4-Multiway Tries and TSTs

Multiway Tries and TSTs

Just like radix sort we could examine r bits at a time in radix search to get a performance gain of r times but its comes with a cost of using tree nodes with $R = 2^r$ links, and can lead to space wastage.

In binary tries we had 2 links(for 0 bit and 1 bit) for 1 bit comparison, similarly we now need the $2^r$ links for $r$ bits comparison. We store keys at the leaves and we traverse the path according to search key and if we reach a null link we will have reached search miss or we get a search hit.

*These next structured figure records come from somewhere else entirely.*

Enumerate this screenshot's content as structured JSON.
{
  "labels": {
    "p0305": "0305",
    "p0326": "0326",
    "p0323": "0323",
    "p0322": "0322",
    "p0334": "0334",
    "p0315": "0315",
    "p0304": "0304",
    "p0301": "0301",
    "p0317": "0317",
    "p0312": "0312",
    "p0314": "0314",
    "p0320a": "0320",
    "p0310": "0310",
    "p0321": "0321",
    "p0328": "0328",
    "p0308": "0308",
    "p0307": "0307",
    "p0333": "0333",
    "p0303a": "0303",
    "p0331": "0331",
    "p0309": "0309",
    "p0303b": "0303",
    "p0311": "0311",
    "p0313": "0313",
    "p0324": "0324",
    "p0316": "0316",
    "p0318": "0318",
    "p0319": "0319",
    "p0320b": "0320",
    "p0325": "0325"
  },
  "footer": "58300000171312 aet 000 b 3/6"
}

Example of R-way trie for base-10 numbers

image-20210103200217886

Before doing the full symbol table implementation with multiple nodes type, we begin study of multiway tries by concentrating on existence-table problem.

Definition : The existence trie corresponding to a set of keys is defined recursively as follows : The trie for an empty set of keys is a null link; and the trie for a non-empty set of keys is an internal node with links referring to the trie for each possible key digit, with the leading digit considered to be removed for the purpose of constructing the subtrees.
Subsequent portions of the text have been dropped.